Tuesday’s election ended in a deadlock, with Netanyahu’s hard-line religious bloc of allies and the rival bloc of centrist, secular and Arab parties each with 60 seats, according to near-complete official results. Opinion polls had universally forecast a majority of seats going to the right-wing bloc.

While Netanyahu, as head of the largest single party in parliament, is poised to remain prime minister, it appears impossible for him to cobble together a majority coalition without reaching across the aisle.

Lapid, whose Yesh Atid — or There is a Future — captured 19 seats, putting it in second place, is the most likely candidate to join him. In a gesture to Netanyahu, Lapid said there would not be a “blocking majority,” in which opposition parties prevent the prime minister from forming a government. The comment virtually guarantees that Netanyahu will be prime minister, with Lapid a major partner.

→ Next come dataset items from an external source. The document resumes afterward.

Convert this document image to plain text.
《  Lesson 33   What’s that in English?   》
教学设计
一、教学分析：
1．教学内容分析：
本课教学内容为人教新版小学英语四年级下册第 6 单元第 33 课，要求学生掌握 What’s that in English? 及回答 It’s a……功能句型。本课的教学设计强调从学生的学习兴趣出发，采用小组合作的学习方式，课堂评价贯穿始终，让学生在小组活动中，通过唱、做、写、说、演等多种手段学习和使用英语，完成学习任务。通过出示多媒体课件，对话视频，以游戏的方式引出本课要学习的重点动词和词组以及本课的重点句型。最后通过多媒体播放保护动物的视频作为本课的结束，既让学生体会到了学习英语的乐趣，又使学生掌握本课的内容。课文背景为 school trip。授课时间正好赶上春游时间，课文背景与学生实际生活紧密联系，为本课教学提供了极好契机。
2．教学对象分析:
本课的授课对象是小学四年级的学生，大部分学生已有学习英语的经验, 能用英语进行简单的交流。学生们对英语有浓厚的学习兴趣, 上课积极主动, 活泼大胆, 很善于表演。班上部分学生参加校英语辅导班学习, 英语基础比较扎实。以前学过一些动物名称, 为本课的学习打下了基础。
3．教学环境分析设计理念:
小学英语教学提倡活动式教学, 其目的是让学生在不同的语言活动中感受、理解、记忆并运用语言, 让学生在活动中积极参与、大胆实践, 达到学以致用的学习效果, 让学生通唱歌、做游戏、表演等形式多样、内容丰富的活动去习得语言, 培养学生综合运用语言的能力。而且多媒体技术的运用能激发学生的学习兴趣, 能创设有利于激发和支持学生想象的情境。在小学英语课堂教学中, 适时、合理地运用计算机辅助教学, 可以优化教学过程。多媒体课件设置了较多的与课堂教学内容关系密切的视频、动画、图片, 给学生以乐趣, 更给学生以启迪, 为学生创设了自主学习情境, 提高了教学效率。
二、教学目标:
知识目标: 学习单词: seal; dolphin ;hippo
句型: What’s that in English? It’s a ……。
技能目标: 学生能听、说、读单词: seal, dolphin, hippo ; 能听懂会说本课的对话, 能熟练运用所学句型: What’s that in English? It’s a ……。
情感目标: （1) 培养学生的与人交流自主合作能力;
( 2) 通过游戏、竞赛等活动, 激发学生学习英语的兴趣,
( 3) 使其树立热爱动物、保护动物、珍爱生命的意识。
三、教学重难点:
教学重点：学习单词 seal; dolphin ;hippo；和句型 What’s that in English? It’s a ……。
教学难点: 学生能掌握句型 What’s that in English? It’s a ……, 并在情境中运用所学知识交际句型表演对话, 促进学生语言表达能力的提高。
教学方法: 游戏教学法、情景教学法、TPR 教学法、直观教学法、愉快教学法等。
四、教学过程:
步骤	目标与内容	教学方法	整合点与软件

Netanyahu said he would work to create a wide coalition stretching across the political divide.

Speaking to reporters yesterday, he said the election proved “the Israeli public wants me to continue leading the country” and put together “as broad a coalition as possible.”

He said the next government would pursue three major domestic policy goals: to bring ultra-Orthodox Jewish men, who are routinely granted draft exemptions, into the military, to provide affordable housing and to change the current fragmented multiparty system, which often gives smaller coalition partners outsize strength.

But Netanyahu only alluded to peacemaking in vague terms, saying coalition talks would focus on “security and diplomatic responsibility.” He took no questions from reporters and walked out of the room.

Netanyahu’s comments were clearly aimed at the 49-year-old Lapid, a former TV talk-show host who has pitched himself as an average Israeli and champion of a middle class struggling to make ends meet.

Though committed to pursuing peace, Lapid’s campaign focused on pocketbook issues, raising speculation that he might abandon the peace agenda to extract other concessions from Netanyahu.

In an interview with The Associated Press last week, Lapid criticized Netanyahu’s handling of peace efforts, saying he was committed to restarting negotiations and would not serve as a “fig leaf” in a hard-line government.

Dov Lipman, a lawmaker in Lapid’s party, said Yesh Atid was serious about resuming talks with the Palestinians. He said the party’s strong performance “clearly says the people of Israel, while focusing on internal issues ... do understand we have to be in negotiations, exploring solutions and have to be trying to get to the two-state solution.”

“We feel that with a sincere approach from the Israeli side, showing we’re serious, we can make progress,” he said. “We don’t feel it’s responsible leadership to be in a government which is not trying to move forward in negotiations.”

Talks have ground to a standstill during Netanyahu’s past four years in office, in large part because of his continued construction of Jewish settlements in the West Bank and east Jerusalem. The Palestinians claim both areas, captured by Israel in 1967, for a future state and refuse to negotiate while the construction continues.

Under Israel’s election laws, President Shimon Peres must formally charge Netanyahu with the task of forming a new coalition within six weeks.

If he reaches a power-sharing deal with Lapid, it remains far from clear whether it would be enough to restart talks. While Netanyahu has grudgingly accepted the idea of establishing a Palestinian state, his Likud Party is dominated by hard-liners who oppose Palestinian independence.